Now my challenge: I have not been telling the organizations I’ve been interviewing with that I am out for stress-related medical reasons from the job which, technically, still employs me. I’ve just been saying things like “it’s a work-from-home day” to explain the flexibility in my schedule. When the interviewer will ask me when I can start, I’ve been replying “two weeks from the offer.”
But, technically, I could start right away. I would give two weeks notice to my employer, but because I’m on leave, they were not expecting me to work during those two weeks anyway. So no party would be wronged here, except I suppose the hiring organization which thought I was still working.
Is there a better way I could be handling that?
Eh, I’d stick with saying you can start two weeks after accepting an offer. Most employers who are interviewing you are assuming that your start date would need to be at least two weeks away. Many times, an employer won’t even be ready for you to start earlier than that. Two weeks is not likely to be in any way a deal-breaker or even a drawback.
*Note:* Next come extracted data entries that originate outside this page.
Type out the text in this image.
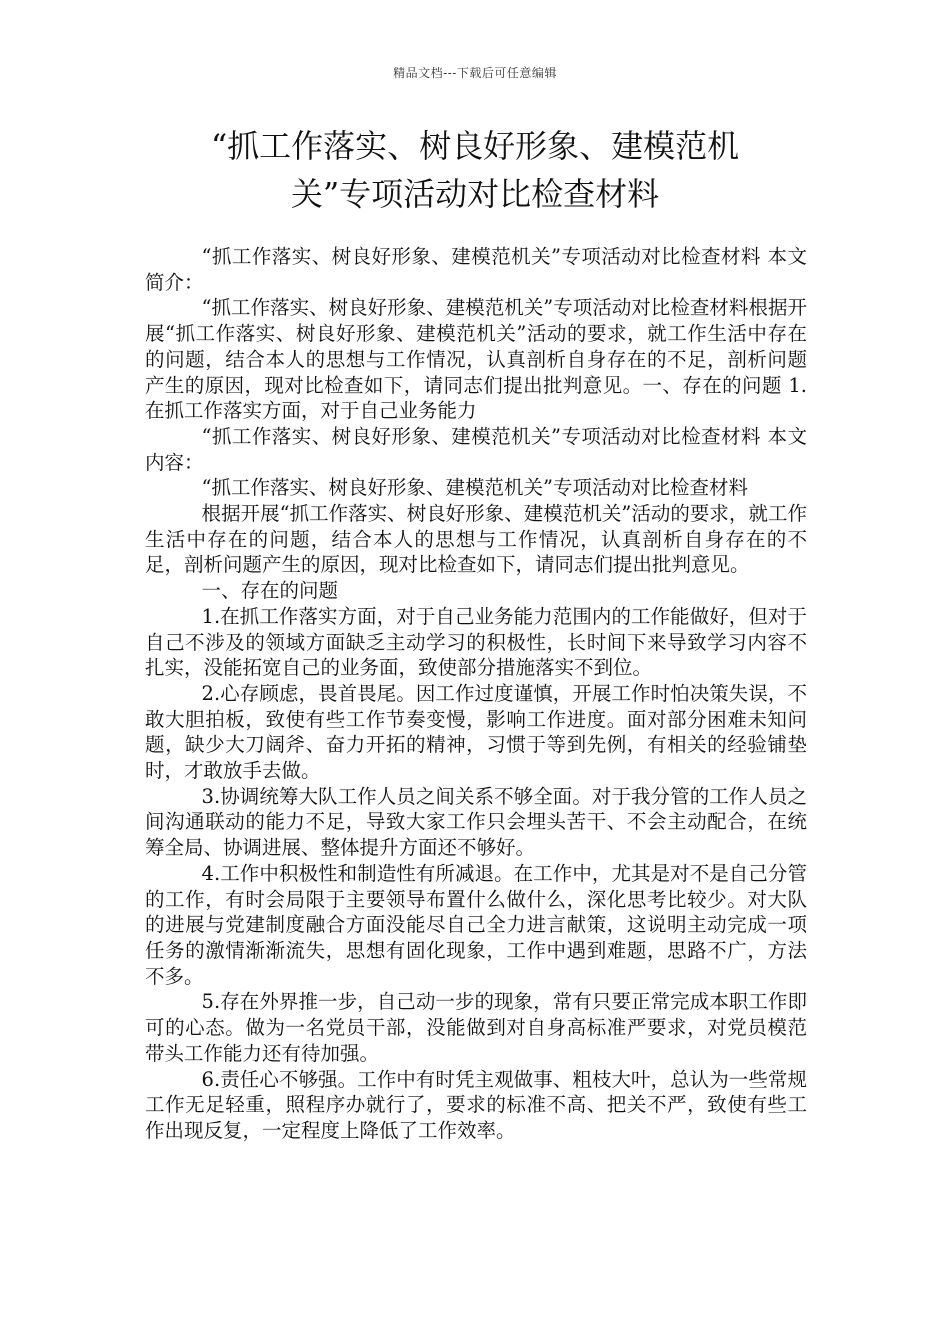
精品文档---下载后可任意编辑
“抓工作落实、树良好形象、建模范机关”专项活动对比检查材料

“抓工作落实、树良好形象、建模范机关”专项活动对比检查材料 本文简介：

“抓工作落实、树良好形象、建模范机关”专项活动对比检查材料根据开展“抓工作落实、树良好形象、建模范机关”活动的要求，就工作生活中存在的问题，结合本人的思想与工作情况，认真剖析自身存在的不足，剖析问题产生的原因，现对比检查如下，请同志们提出批判意见。一、存在的问题 1.在抓工作落实方面，对于自己业务能力

“抓工作落实、树良好形象、建模范机关”专项活动对比检查材料 本文内容：

“抓工作落实、树良好形象、建模范机关”专项活动对比检查材料

根据开展“抓工作落实、树良好形象、建模范机关”活动的要求，就工作生活中存在的问题，结合本人的思想与工作情况，认真剖析自身存在的不足，剖析问题产生的原因，现对比检查如下，请同志们提出批判意见。

一、存在的问题

1.在抓工作落实方面，对于自己业务能力范围内的工作能做好，但对于自己不涉及的领域方面缺乏主动学习的积极性，长时间下来导致学习内容不扎实，没能拓宽自己的业务面，致使部分措施落实不到位。

2.心存顾虑，畏首畏尾。因工作过度谨慎，开展工作时怕决策失误，不敢大胆拍板，致使有些工作节奏变慢，影响工作进度。面对部分困难未知问题，缺少大刀阔斧、奋力开拓的精神，习惯于等到先例，有相关的经验铺垫时，才敢放手去做。

3.协调统筹大队工作人员之间关系不够全面。对于我分管的工作人员之间沟通联动的能力不足，导致大家工作只会埋头苦干、不会主动配合，在统筹全局、协调进展、整体提升方面还不够好。

4.工作中积极性和制造性有所减退。在工作中，尤其是对不是自己分管的工作，有时会局限于主要领导布置什么做什么，深化思考比较少。对大队的进展与党建制度融合方面没能尽自己全力进言献策，这说明主动完成一项任务的激情渐渐流失，思想有固化现象，工作中遇到难题，思路不广，方法不多。

5.存在外界推一步，自己动一步的现象，常有只要正常完成本职工作即可的心态。做为一名党员干部，没能做到对自身高标准严要求，对党员模范带头工作能力还有待加强。

6.责任心不够强。工作中有时凭主观做事、粗枝大叶，总认为一些常规工作无足轻重，照程序办就行了，要求的标准不高、把关不严，致使有些工作出现反复，一定程度上降低了工作效率。
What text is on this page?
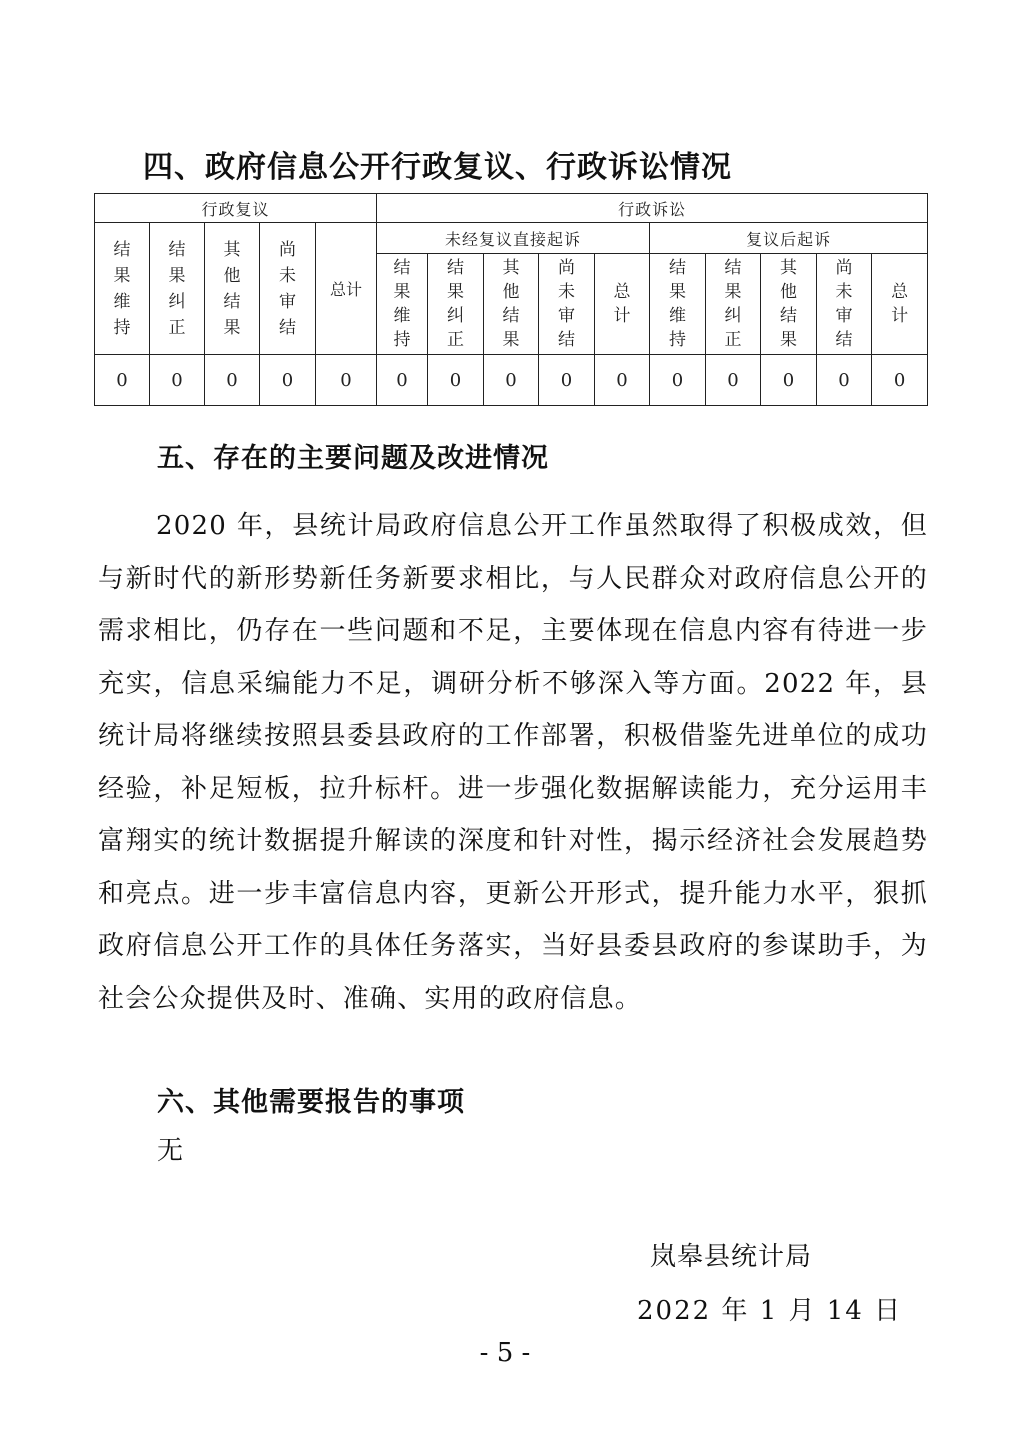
四、政府信息公开行政复议、行政诉讼情况
行政复议					行政诉讼									
结果维持	结果纠正	其他结果	尚未审结	总计	未经复议直接起诉					复议后起诉				
					结果维持	结果纠正	其他结果	尚未审结	总计	结果维持	结果纠正	其他结果	尚未审结	总计
0	0	0	0	0	0	0	0	0	0	0	0	0	0	0
五、存在的主要问题及改进情况
2020 年，县统计局政府信息公开工作虽然取得了积极成效，但与新时代的新形势新任务新要求相比，与人民群众对政府信息公开的需求相比，仍存在一些问题和不足，主要体现在信息内容有待进一步充实，信息采编能力不足，调研分析不够深入等方面。2022 年，县统计局将继续按照县委县政府的工作部署，积极借鉴先进单位的成功经验，补足短板，拉升标杆。进一步强化数据解读能力，充分运用丰富翔实的统计数据提升解读的深度和针对性，揭示经济社会发展趋势和亮点。进一步丰富信息内容，更新公开形式，提升能力水平，狠抓政府信息公开工作的具体任务落实，当好县委县政府的参谋助手，为社会公众提供及时、准确、实用的政府信息。
六、其他需要报告的事项
无
岚皋县统计局
2022 年 1 月 14 日
- 5 -
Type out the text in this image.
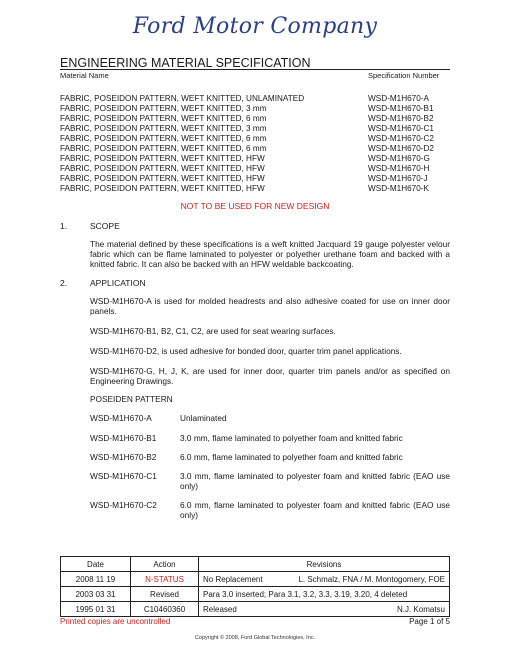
Ford Motor Company
ENGINEERING MATERIAL SPECIFICATION
Material Name	Specification Number
FABRIC, POSEIDON PATTERN, WEFT KNITTED, UNLAMINATED	WSD-M1H670-A
FABRIC, POSEIDON PATTERN, WEFT KNITTED, 3 mm	WSD-M1H670-B1
FABRIC, POSEIDON PATTERN, WEFT KNITTED, 6 mm	WSD-M1H670-B2
FABRIC, POSEIDON PATTERN, WEFT KNITTED, 3 mm	WSD-M1H670-C1
FABRIC, POSEIDON PATTERN, WEFT KNITTED, 6 mm	WSD-M1H670-C2
FABRIC, POSEIDON PATTERN, WEFT KNITTED, 6 mm	WSD-M1H670-D2
FABRIC, POSEIDON PATTERN, WEFT KNITTED, HFW	WSD-M1H670-G
FABRIC, POSEIDON PATTERN, WEFT KNITTED, HFW	WSD-M1H670-H
FABRIC, POSEIDON PATTERN, WEFT KNITTED, HFW	WSD-M1H670-J
FABRIC, POSEIDON PATTERN, WEFT KNITTED, HFW	WSD-M1H670-K
NOT TO BE USED FOR NEW DESIGN
1.	SCOPE

The material defined by these specifications is a weft knitted Jacquard 19 gauge polyester velour fabric which can be flame laminated to polyester or polyether urethane foam and backed with a knitted fabric. It can also be backed with an HFW weldable backcoating.

2.	APPLICATION

WSD-M1H670-A is used for molded headrests and also adhesive coated for use on inner door panels.

WSD-M1H670-B1, B2, C1, C2, are used for seat wearing surfaces.

WSD-M1H670-D2, is used adhesive for bonded door, quarter trim panel applications.

WSD-M1H670-G, H, J, K, are used for inner door, quarter trim panels and/or as specified on Engineering Drawings.

POSEIDEN PATTERN
WSD-M1H670-A	Unlaminated

WSD-M1H670-B1	3.0 mm, flame laminated to polyether foam and knitted fabric

WSD-M1H670-B2	6.0 mm, flame laminated to polyether foam and knitted fabric

WSD-M1H670-C1	3.0 mm, flame laminated to polyester foam and knitted fabric (EAO use only)

WSD-M1H670-C2	6.0 mm, flame laminated to polyester foam and knitted fabric (EAO use only)

Date	Action	Revisions
2008 11 19	N-STATUS	No Replacement L. Schmalz, FNA / M. Montogomery, FOE

2003 03 31	Revised	Para 3.0 inserted; Para 3.1, 3.2, 3.3, 3.19, 3.20, 4 deleted

1995 01 31	C10460360	Released N.J. Komatsu
Printed copies are uncontrolled	Page 1 of 5
Copyright © 2008, Ford Global Technologies, Inc.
That said, if a particular employer is giving you the sense that they’d really like it if you could start earlier, you could say, “I need to give my current employer two weeks notice, but I could probably work something out with them if you needed me start earlier than that.”
Don’t go beyond that, though, because that can be a red flag (are you not giving your current employer the professional courtesy of appropriate notice, or are they pushing you out, or something else potentially concerning).
But really, most employers are expecting you’ll need to give notice and are fine with that.